Simple idea for centralizing the control of the vulnerability-allowlist.yml configuration file

In this post, I’ll share a specific situation I had some time ago and how I went about solving it. It’s a rather niche case, but it may be of interest to those who deal with similar challenges and:

  • use GitLab
  • use Container-Scanning.gitlab-ci.yml GitLab template
  • want to manage vulnerability-allowlist.yml from a single location
  • …or simply curious what it’s all about

The setup

If you have ever worked with a large GitLab instance, you probably know how managing even simple tasks can become challenging over time. What should be simple enough task may turn into repetitive copy-paste work. I’m no exception. Eventually, I found myself managing groups and projects in GitLab that looked something like this:

.
└──team-group
    ├── project-with-dockerfiles
    ├── project-with-ci-templates
    ├── project0
    ├── project1
    ├── project2
    └── ... so on ...

Where:

  • team-group is the top-level GitLab group for my team.
  • project-with-dockerfiles is a repository containing all our Dockerfiles.
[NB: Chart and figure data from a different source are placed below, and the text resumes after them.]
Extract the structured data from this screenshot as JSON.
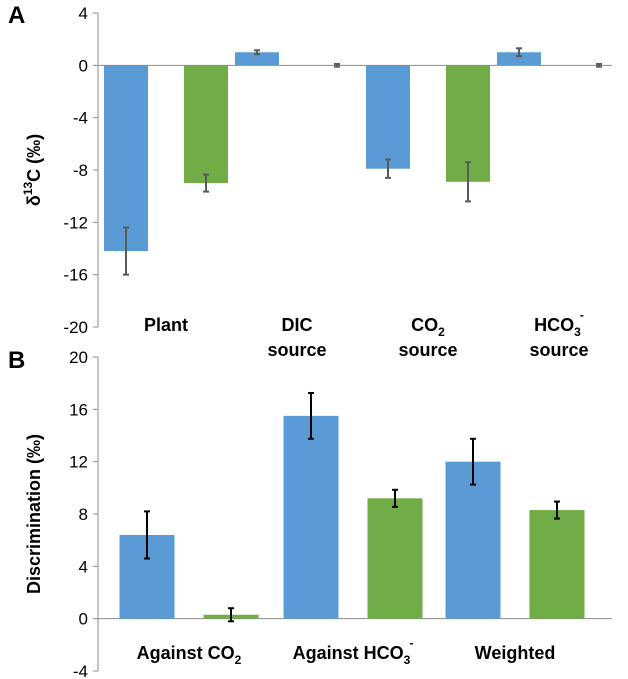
{
  "chart_data": [
    {
      "panel": "A",
      "type": "bar",
      "ylabel": {
        "main": "δ",
        "sup": "13",
        "rest": "C (‰)"
      },
      "ylim": [
        -20,
        4
      ],
      "yticks": [
        "4",
        "0",
        "-4",
        "-8",
        "-12",
        "-16",
        "-20"
      ],
      "categories": [
        {
          "lines": [
            {
              "text": "Plant"
            }
          ]
        },
        {
          "lines": [
            {
              "text": "DIC"
            },
            {
              "text": "source"
            }
          ]
        },
        {
          "lines": [
            {
              "text": "CO",
              "sub": "2"
            },
            {
              "text": "source"
            }
          ]
        },
        {
          "lines": [
            {
              "text": "HCO",
              "sub": "3",
              "sup": "-"
            },
            {
              "text": "source"
            }
          ]
        }
      ],
      "series": [
        {
          "name": "series-blue",
          "color": "#5b9bd5",
          "values": [
            -14.2,
            1.0,
            -7.9,
            1.0
          ],
          "errors": [
            1.8,
            0.15,
            0.7,
            0.3
          ]
        },
        {
          "name": "series-green",
          "color": "#70ad47",
          "values": [
            -9.0,
            0,
            -8.9,
            0
          ],
          "errors": [
            0.65,
            0.1,
            1.5,
            0.1
          ]
        }
      ],
      "errorbar_color": "#595959"
    },
    {
      "panel": "B",
      "type": "bar",
      "ylabel": {
        "main": "Discrimination (‰)"
      },
      "ylim": [
        -4,
        20
      ],
      "yticks": [
        "20",
        "16",
        "12",
        "8",
        "4",
        "0",
        "-4"
      ],
      "categories": [
        {
          "lines": [
            {
              "text": "Against CO",
              "sub": "2"
            }
          ]
        },
        {
          "lines": [
            {
              "text": "Against HCO",
              "sub": "3",
              "sup": "-"
            }
          ]
        },
        {
          "lines": [
            {
              "text": "Weighted"
            }
          ]
        }
      ],
      "series": [
        {
          "name": "series-blue",
          "color": "#5b9bd5",
          "values": [
            6.4,
            15.5,
            12.0
          ],
          "errors": [
            1.8,
            1.75,
            1.75
          ]
        },
        {
          "name": "series-green",
          "color": "#70ad47",
          "values": [
            0.3,
            9.2,
            8.3
          ],
          "errors": [
            0.5,
            0.65,
            0.65
          ]
        }
      ],
      "errorbar_color": "#000000"
    }
  ]
}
It’s responsible for building container images and pushing them to the GitLab container registry.
  • project-with-ci-templates holds all our custom GitLab CI job templates.
  • project0, project1, project2, etc. are application repositories that use the images from project-with-dockerfiles via FROM ... statements in Dockerfiles, and reuse CI job templates from project-with-ci-templates in their .gitlab-ci.yml files.
  • ... and so on ... indicates there are many more projects following this same structure.

A shared pipeline is defined in the project-with-ci-templates repository and included in individual projects using the following configuration (with minor variations across the projects):

include:
  - project: "team-group/project-with-ci-templates"
    file: "/common-pipeline.yml"
    ref: "v1.2.3"

The common-pipeline.yml file includes the Container-Scanning.gitlab-ci.yml template, which is part of the GitLab Auto-DevOps bundle.
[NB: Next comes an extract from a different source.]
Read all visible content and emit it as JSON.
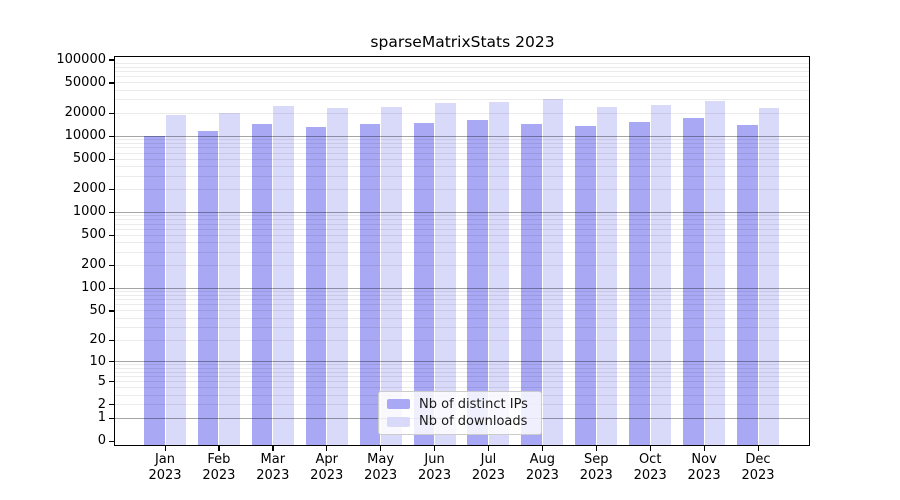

As a result, all projects automatically incorporate the container_scanning job as part of their pipeline. Each project generates its own Vulnerability Report based on the scan results.

Vulnerability report tab

At the group level, GitLab aggregates vulnerability reports from all projects into a single, compiled view. Starting to see the issue?

The problem

Yes, that’s right. The compiled report at the top-level group includes vulnerabilities from all projects. And that’s perfectly fine. However, there’s a catch.

All projects use base images built in the project-with-dockerfiles repository. So, if a vulnerability exists in one of those base images, it will naturally appear in any downstream image built from it and thus show up in every project’s report.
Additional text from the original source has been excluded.